L’eco delle assemblee mattutine si è trasformata in un’azione concreta: i lavoratori diretti e del subappalto, affiancati dalle rappresentanze sindacali, hanno avviato un’occupazione dello stabilimento siderurgico ex Ilva di Taranto, dando vita a un presidio permanente e a blocchi stradali che interrogano la tenuta del piano industriale presentato.
Il coro unanime, un vibrante “vergogna”, incanala la rabbia e la frustrazione di una comunità che si sente tradita, indirizzando le critiche sia verso l’esecutivo che verso i commissari incaricati della gestione del complesso industriale.

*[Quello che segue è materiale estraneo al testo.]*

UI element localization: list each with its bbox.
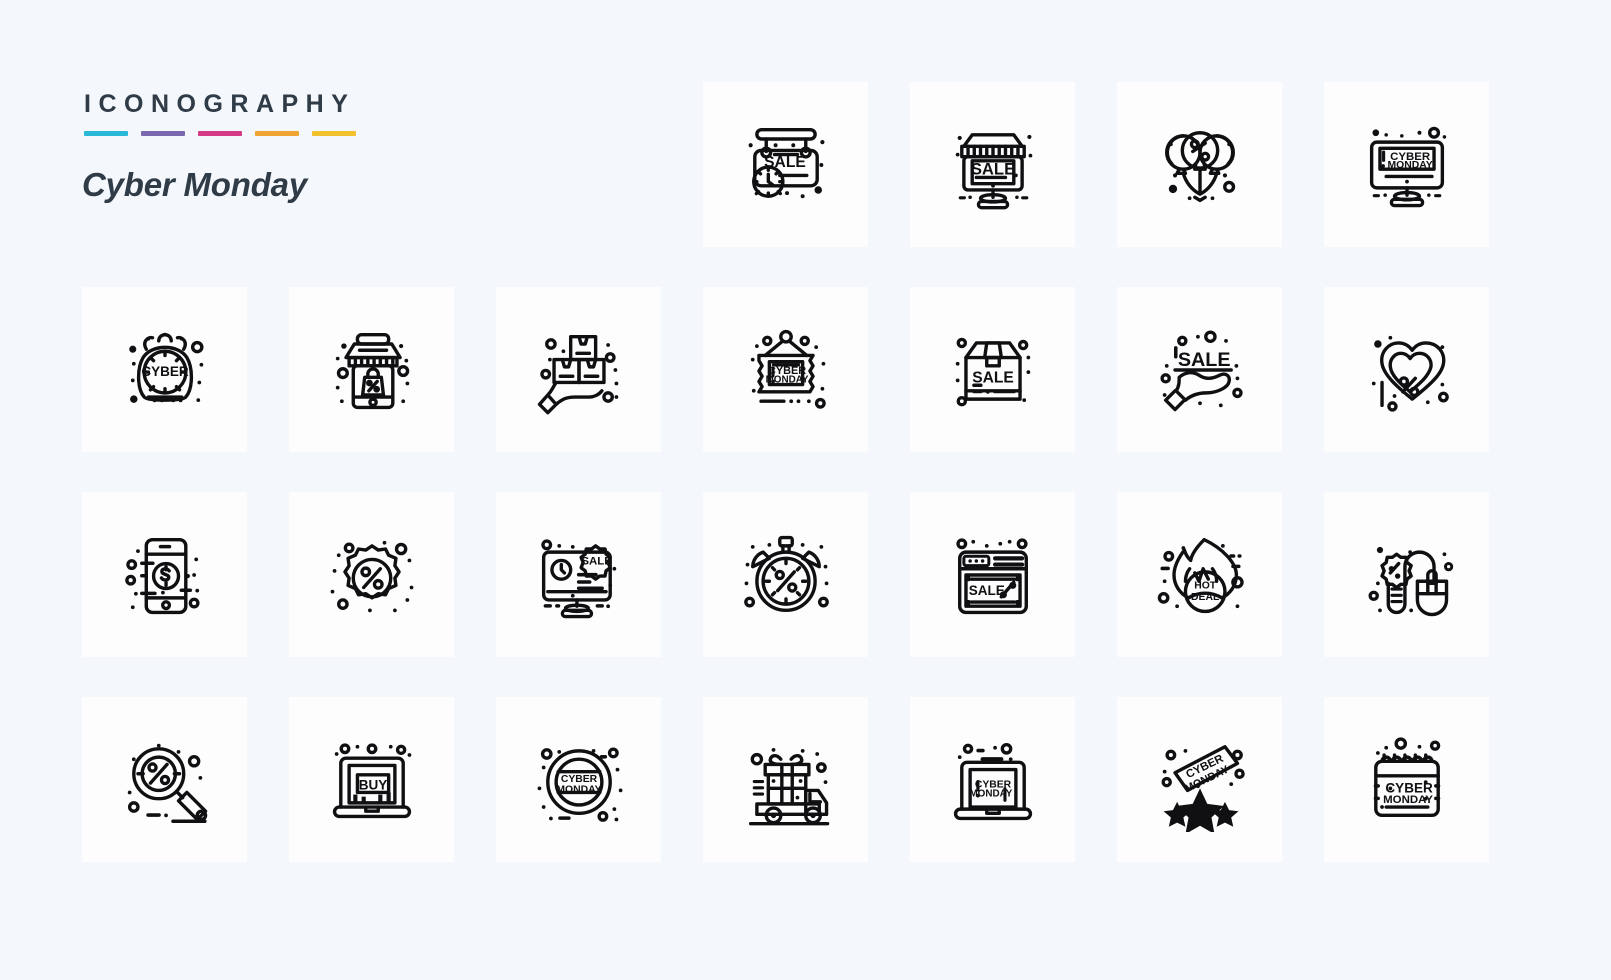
hand-holding-parcels-icon [527,318,618,422]
monitor-sale-badge-icon: SALE [527,523,616,627]
icon-tile-heart-discount[interactable] [1324,287,1489,452]
svg-text:CYBER: CYBER [141,364,189,379]
svg-text:SALE: SALE [972,369,1014,386]
icon-tile-cyber-monday-hanging-sign[interactable]: CYBER MONDAY [703,287,868,452]
grid-cell-empty [289,82,454,247]
svg-text:MONDAY: MONDAY [556,784,601,795]
icon-tile-computer-mouse-discount[interactable] [1324,492,1489,657]
icon-tile-mobile-payment-dollar[interactable] [82,492,247,657]
icon-tile-magnifier-discount-search[interactable] [82,697,247,862]
cyber-monday-hanging-sign-icon: CYBER MONDAY [750,318,838,422]
svg-text:SALE: SALE [1177,348,1230,370]
icon-tile-hot-deal-flame[interactable]: HOT DEAL [1117,492,1282,657]
svg-text:SALE: SALE [764,154,806,171]
svg-text:HOT: HOT [1194,580,1217,591]
icon-tile-browser-window-sale[interactable]: SALE [910,492,1075,657]
alarm-clock-discount-icon [734,523,838,627]
icon-tile-cyber-monday-laptop[interactable]: CYBER MONDAY [910,697,1075,862]
icon-tile-cyber-monday-ticket-stars[interactable]: CYBER MONDAY [1117,697,1282,862]
svg-text:SALE: SALE [970,159,1014,178]
sale-delivery-box-icon: SALE [955,318,1030,422]
svg-text:MONDAY: MONDAY [1383,793,1433,805]
icon-tile-hand-holding-parcels[interactable] [496,287,661,452]
icon-tile-sale-delivery-box[interactable]: SALE [910,287,1075,452]
heart-discount-icon [1371,335,1459,422]
laptop-buy-online-icon: BUY [320,728,411,832]
cyber-monday-badge-circle-icon: CYBER MONDAY [537,728,622,832]
icon-tile-mobile-shop-discount-bag[interactable] [289,287,454,452]
icon-tile-cyber-monday-monitor[interactable]: CYBER MONDAY [1324,82,1489,247]
icon-tile-discount-balloons[interactable] [1117,82,1282,247]
svg-text:MONDAY: MONDAY [1387,160,1432,171]
icon-tile-cyber-monday-calendar[interactable]: CYBER MONDAY [1324,697,1489,862]
svg-text:BUY: BUY [358,777,387,792]
icon-tile-discount-badge-percent[interactable] [289,492,454,657]
gift-delivery-truck-icon [734,747,838,832]
cyber-monday-laptop-icon: CYBER MONDAY [941,728,1045,832]
cyber-monday-monitor-icon: CYBER MONDAY [1355,113,1446,217]
icon-tile-alarm-clock-discount[interactable] [703,492,868,657]
icon-tile-laptop-buy-online[interactable]: BUY [289,697,454,862]
svg-text:MONDAY: MONDAY [969,788,1012,799]
grid-cell-empty [496,82,661,247]
mobile-payment-dollar-icon [113,523,217,627]
sale-shop-monitor-icon: SALE [955,113,1032,217]
svg-text:DEAL: DEAL [1191,591,1220,602]
cyber-monday-ticket-stars-icon: CYBER MONDAY [1148,728,1252,832]
svg-text:MONDAY: MONDAY [765,374,808,385]
icon-tile-sale-shop-monitor[interactable]: SALE [910,82,1075,247]
sale-hand-offer-icon: SALE [1148,318,1252,422]
discount-balloons-icon [1148,113,1252,217]
icon-tile-cyber-monday-badge-circle[interactable]: CYBER MONDAY [496,697,661,862]
computer-mouse-discount-icon [1355,546,1459,627]
icon-grid: SALE SALE CYBER MONDAY CYBER CYBER MONDA… [82,82,1530,862]
icon-tile-monitor-sale-badge[interactable]: SALE [496,492,661,657]
icon-tile-gift-delivery-truck[interactable] [703,697,868,862]
svg-text:CYBER: CYBER [560,774,597,785]
magnifier-discount-search-icon [127,743,217,823]
hot-deal-flame-icon: HOT DEAL [1148,523,1252,627]
svg-text:SALE: SALE [968,582,1004,597]
discount-badge-percent-icon [330,540,413,612]
svg-text:SALE: SALE [581,555,612,567]
sale-signboard-clock-icon: SALE [748,113,824,198]
cyber-monday-calendar-icon: CYBER MONDAY [1373,728,1459,832]
icon-tile-sale-hand-offer[interactable]: SALE [1117,287,1282,452]
mobile-shop-discount-bag-icon [335,318,424,422]
browser-window-sale-icon: SALE [941,523,1045,627]
icon-tile-cyber-alarm-clock[interactable]: CYBER [82,287,247,452]
grid-cell-empty [82,82,247,247]
cyber-alarm-clock-icon: CYBER [128,332,217,403]
icon-tile-sale-signboard-clock[interactable]: SALE [703,82,868,247]
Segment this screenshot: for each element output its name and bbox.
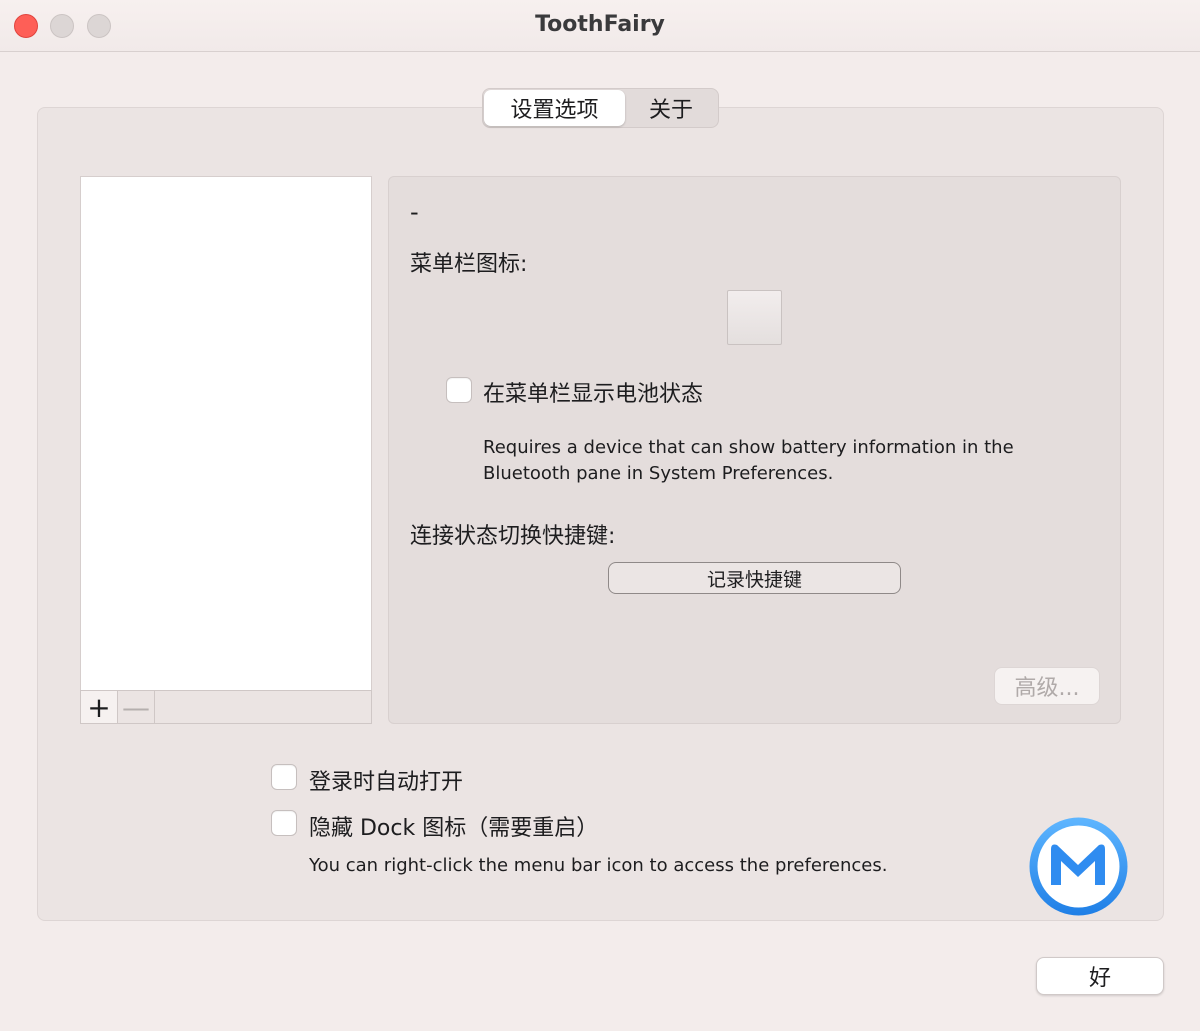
preferences-window: ToothFairy 设置选项 关于 + — - 菜单栏图标: 在菜单栏显示电池… [0, 0, 1200, 1031]
hide-dock-icon-checkbox[interactable] [271, 810, 297, 836]
menubar-icon-label: 菜单栏图标: [410, 252, 528, 277]
preferences-note: You can right-click the menu bar icon to… [309, 855, 888, 876]
show-battery-label[interactable]: 在菜单栏显示电池状态 [483, 376, 703, 408]
ok-button[interactable]: 好 [1036, 957, 1164, 995]
add-device-button[interactable]: + [81, 691, 118, 724]
device-name: - [410, 198, 419, 226]
advanced-button[interactable]: 高级... [994, 667, 1100, 705]
launch-at-login-label[interactable]: 登录时自动打开 [309, 764, 463, 796]
m-logo-icon [1027, 815, 1130, 918]
record-shortcut-button[interactable]: 记录快捷键 [608, 562, 901, 594]
window-title: ToothFairy [535, 12, 665, 37]
battery-note: Requires a device that can show battery … [483, 437, 1014, 484]
shortcut-label: 连接状态切换快捷键: [410, 524, 616, 549]
tab-about[interactable]: 关于 [625, 90, 717, 126]
hide-dock-icon-label[interactable]: 隐藏 Dock 图标（需要重启） [309, 810, 598, 842]
menubar-icon-well[interactable] [727, 290, 782, 345]
title-bar: ToothFairy [0, 0, 1200, 52]
tab-settings[interactable]: 设置选项 [484, 90, 625, 126]
remove-device-button[interactable]: — [118, 691, 155, 724]
show-battery-checkbox[interactable] [446, 377, 472, 403]
device-list[interactable] [80, 176, 372, 724]
device-list-toolbar: + — [80, 690, 372, 724]
launch-at-login-checkbox[interactable] [271, 764, 297, 790]
tab-bar: 设置选项 关于 [482, 88, 719, 128]
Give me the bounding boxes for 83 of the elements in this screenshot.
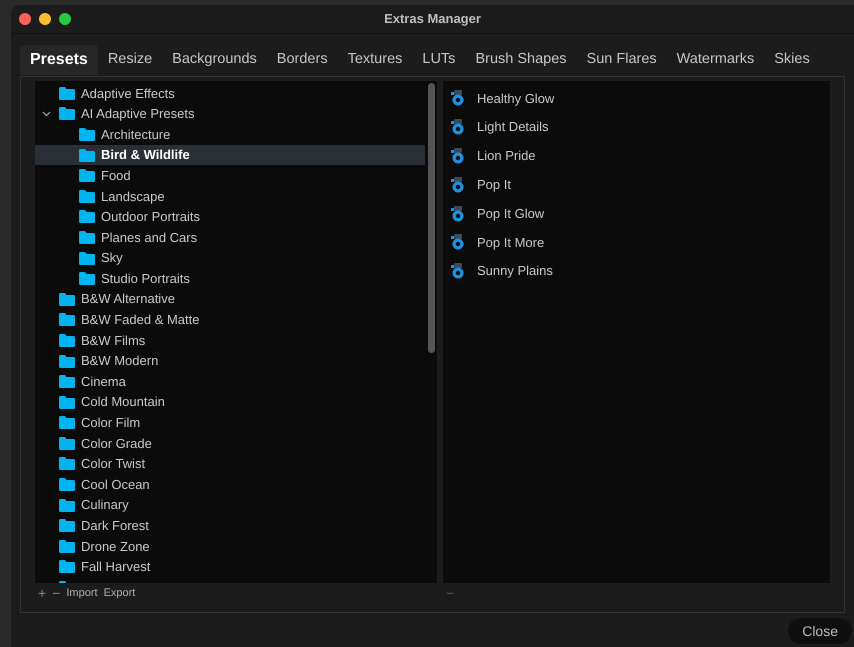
preset-item[interactable]: Light Details bbox=[443, 112, 830, 142]
remove-button[interactable]: − bbox=[52, 582, 60, 604]
folder-item[interactable]: Cold Mountain bbox=[35, 392, 425, 412]
preset-icon bbox=[451, 119, 465, 136]
import-button[interactable]: Import bbox=[66, 584, 98, 602]
folder-icon bbox=[59, 560, 75, 574]
folder-icon bbox=[79, 210, 95, 224]
preset-item[interactable]: Pop It More bbox=[443, 228, 830, 257]
folder-icon bbox=[59, 375, 75, 388]
folder-icon bbox=[59, 498, 75, 512]
folder-icon bbox=[59, 478, 75, 492]
preset-item[interactable]: Healthy Glow bbox=[443, 84, 830, 113]
tab[interactable]: Resize bbox=[98, 44, 162, 74]
folder-item[interactable]: B&W Alternative bbox=[35, 288, 425, 310]
chevron-icon[interactable] bbox=[42, 110, 51, 117]
folder-icon bbox=[79, 272, 95, 286]
folder-icon bbox=[79, 230, 95, 244]
tab[interactable]: Skies bbox=[764, 44, 820, 74]
tab[interactable]: Brush Shapes bbox=[465, 44, 577, 74]
folder-icon bbox=[59, 107, 75, 120]
preset-icon bbox=[451, 234, 465, 250]
folder-item[interactable]: Color Grade bbox=[35, 433, 425, 454]
folder-item[interactable]: Bird & Wildlife bbox=[35, 144, 425, 166]
preset-icon bbox=[451, 263, 465, 280]
preset-icon bbox=[451, 206, 465, 222]
folder-icon bbox=[59, 292, 75, 306]
folder-icon bbox=[79, 169, 95, 182]
window-title: Extras Manager bbox=[384, 10, 481, 28]
folder-item[interactable]: B&W Faded & Matte bbox=[35, 310, 425, 330]
folder-item[interactable]: Landscape bbox=[35, 186, 425, 207]
folder-item[interactable]: B&W Films bbox=[35, 330, 425, 351]
folder-icon bbox=[59, 313, 75, 326]
folder-item[interactable]: Outdoor Portraits bbox=[35, 206, 425, 228]
close-button[interactable]: Close bbox=[788, 618, 852, 644]
folder-item[interactable]: Architecture bbox=[35, 124, 425, 145]
folder-item[interactable]: B&W Modern bbox=[35, 350, 425, 372]
folder-item[interactable]: Studio Portraits bbox=[35, 268, 425, 289]
tab[interactable]: Textures bbox=[338, 44, 412, 74]
tab[interactable]: Watermarks bbox=[666, 44, 764, 74]
tab[interactable]: LUTs bbox=[412, 44, 466, 74]
folder-item[interactable]: Culinary bbox=[35, 494, 425, 516]
preset-item[interactable]: Sunny Plains bbox=[443, 256, 830, 286]
folder-icon bbox=[79, 148, 95, 162]
folder-icon bbox=[59, 457, 75, 470]
preset-icon bbox=[451, 176, 465, 193]
folder-item[interactable]: Color Twist bbox=[35, 454, 425, 474]
preset-icon bbox=[451, 90, 465, 106]
folder-item[interactable]: Cinema bbox=[35, 371, 425, 392]
folder-icon bbox=[79, 128, 95, 141]
folder-icon bbox=[59, 334, 75, 347]
tab[interactable]: Sun Flares bbox=[576, 44, 667, 74]
folder-item[interactable]: Drone Zone bbox=[35, 536, 425, 557]
folder-item[interactable]: Food bbox=[35, 165, 425, 186]
preset-icon bbox=[451, 148, 465, 164]
folder-item[interactable]: Dark Forest bbox=[35, 515, 425, 536]
folder-icon bbox=[79, 252, 95, 265]
folder-item[interactable]: Adaptive Effects bbox=[35, 83, 425, 104]
folder-item[interactable]: Planes and Cars bbox=[35, 227, 425, 248]
folder-item[interactable]: Sky bbox=[35, 248, 425, 268]
maximize-button[interactable] bbox=[59, 13, 71, 25]
tab[interactable]: Backgrounds bbox=[162, 44, 267, 74]
preset-item[interactable]: Lion Pride bbox=[443, 142, 830, 170]
tab[interactable]: Presets bbox=[20, 44, 98, 74]
scrollbar-thumb[interactable] bbox=[428, 83, 435, 353]
folder-item[interactable]: Cool Ocean bbox=[35, 474, 425, 495]
folder-icon bbox=[59, 354, 75, 368]
folder-icon bbox=[59, 396, 75, 409]
preset-item[interactable]: Pop It bbox=[443, 170, 830, 200]
folder-icon bbox=[79, 190, 95, 203]
tab[interactable]: Borders bbox=[266, 44, 338, 74]
add-button[interactable]: + bbox=[38, 582, 46, 604]
folder-icon bbox=[59, 519, 75, 532]
folder-item[interactable]: Fall Harvest bbox=[35, 556, 425, 578]
folder-icon bbox=[59, 436, 75, 450]
folder-icon bbox=[59, 86, 75, 100]
folder-icon bbox=[59, 416, 75, 430]
close-window-button[interactable] bbox=[19, 13, 31, 25]
folder-item[interactable]: AI Adaptive Presets bbox=[35, 104, 425, 124]
folder-icon bbox=[59, 540, 75, 553]
minimize-button[interactable] bbox=[39, 13, 51, 25]
folder-item[interactable]: Color Film bbox=[35, 412, 425, 434]
export-button[interactable]: Export bbox=[104, 584, 136, 602]
preset-item[interactable]: Pop It Glow bbox=[443, 199, 830, 228]
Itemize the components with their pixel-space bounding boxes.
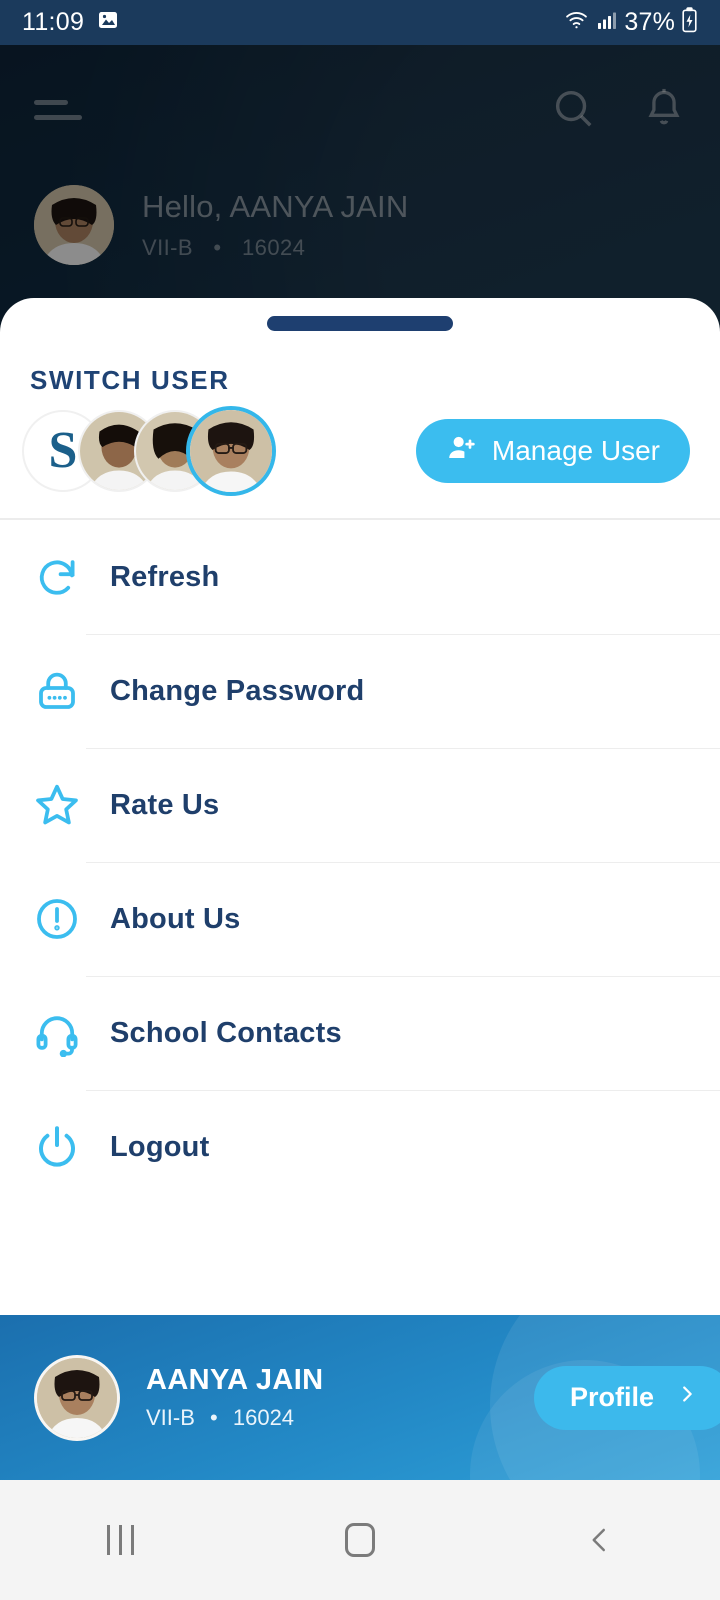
status-time: 11:09 <box>22 8 85 36</box>
footer-class: VII-B <box>146 1405 195 1430</box>
profile-button[interactable]: Profile <box>533 1365 720 1430</box>
profile-button-label: Profile <box>569 1382 654 1412</box>
footer-user-meta: VII-B • 16024 <box>146 1405 324 1431</box>
menu-item-label: Refresh <box>110 560 220 593</box>
menu-item-about-us[interactable]: About Us <box>0 862 720 976</box>
lock-icon <box>30 667 84 715</box>
footer-user-name: AANYA JAIN <box>146 1364 324 1396</box>
home-icon[interactable] <box>300 1480 420 1600</box>
menu-item-label: Change Password <box>110 674 365 707</box>
battery-percentage: 37% <box>624 8 675 36</box>
battery-charging-icon <box>681 7 698 38</box>
footer-separator: • <box>210 1405 218 1430</box>
footer-user-text: AANYA JAIN VII-B • 16024 <box>146 1364 324 1431</box>
menu-item-rate-us[interactable]: Rate Us <box>0 748 720 862</box>
status-notification-icons <box>96 8 120 37</box>
chevron-right-icon <box>676 1381 698 1414</box>
phone-screen: Hello, AANYA JAIN VII-B • 16024 SWITCH U… <box>0 0 720 1600</box>
switch-user-bottom-sheet: SWITCH USER S Manage User Refresh Change… <box>0 298 720 1480</box>
menu-item-school-contacts[interactable]: School Contacts <box>0 976 720 1090</box>
star-outline-icon <box>30 780 84 830</box>
menu-item-refresh[interactable]: Refresh <box>0 520 720 634</box>
menu-item-label: School Contacts <box>110 1016 342 1049</box>
manage-user-button[interactable]: Manage User <box>415 419 690 483</box>
user-avatar-list: S <box>22 406 278 496</box>
android-navigation-bar <box>0 1480 720 1600</box>
menu-item-label: Logout <box>110 1130 210 1163</box>
footer-avatar[interactable] <box>34 1354 120 1441</box>
student-avatar-3-selected[interactable] <box>186 406 276 496</box>
menu-item-label: About Us <box>110 902 241 935</box>
image-icon <box>96 8 120 37</box>
refresh-icon <box>30 553 84 601</box>
sheet-drag-handle[interactable] <box>267 316 453 331</box>
footer-rollno: 16024 <box>232 1405 295 1430</box>
info-exclamation-icon <box>30 895 84 943</box>
wifi-icon <box>563 8 590 37</box>
school-logo-letter: S <box>48 422 78 479</box>
menu-item-label: Rate Us <box>110 788 220 821</box>
switch-user-title: SWITCH USER <box>30 365 230 395</box>
menu-item-change-password[interactable]: Change Password <box>0 634 720 748</box>
profile-footer-bar: AANYA JAIN VII-B • 16024 Profile <box>0 1315 720 1480</box>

L’azione di protesta non si limita a una contestazione superficiale, ma esprime una richiesta precisa e articolata.
Al centro della rivendicazione c’è la necessità di una profonda revisione del piano industriale, percepito come inadeguato a garantire un futuro sostenibile per l’area.
I lavoratori non si accontentano di promesse vaghe, ma pretendono garanzie tangibili e vincolanti in tre ambiti cruciali: la decarbonizzazione, che deve essere percorsa con responsabilità sociale e ambientale, preservando al contempo il tessuto occupazionale; il futuro produttivo, che deve basarsi su tecnologie innovative e diversificazione delle attività; e, soprattutto, la tutela dell’occupazione, con misure concrete per evitare licenziamenti e favorire la riqualificazione professionale.
La decisione di occupare lo stabilimento e bloccare le strade non è una scelta impulsiva, ma una risposta disperata di fronte a un piano industriale che rischia di perpetuare un modello economico obsoleto e socialmente insostenibile.
Si tratta di un gesto che mira a forzare la mano del governo e dei commissari, sollecitando una immediata riconvocazione del tavolo di confronto a Palazzo Chigi.
L’obiettivo è quello di riaprire un dialogo costruttivo, fondato sulla trasparenza e sulla partecipazione attiva delle parti sociali, al fine di elaborare un piano industriale che tenga conto delle esigenze e delle preoccupazioni dei lavoratori, delle comunità locali e dell’ambiente.
La protesta, quindi, non è solo una battaglia per il diritto al lavoro, ma una rivendicazione di giustizia ambientale e sociale, un appello a un futuro più equo e sostenibile per Taranto e per l’Italia intera.
Il grido “vergogna” è un monito, un campanello d’allarme che richiama alla responsabilità di chi detiene il potere di decidere il destino di un intero territorio.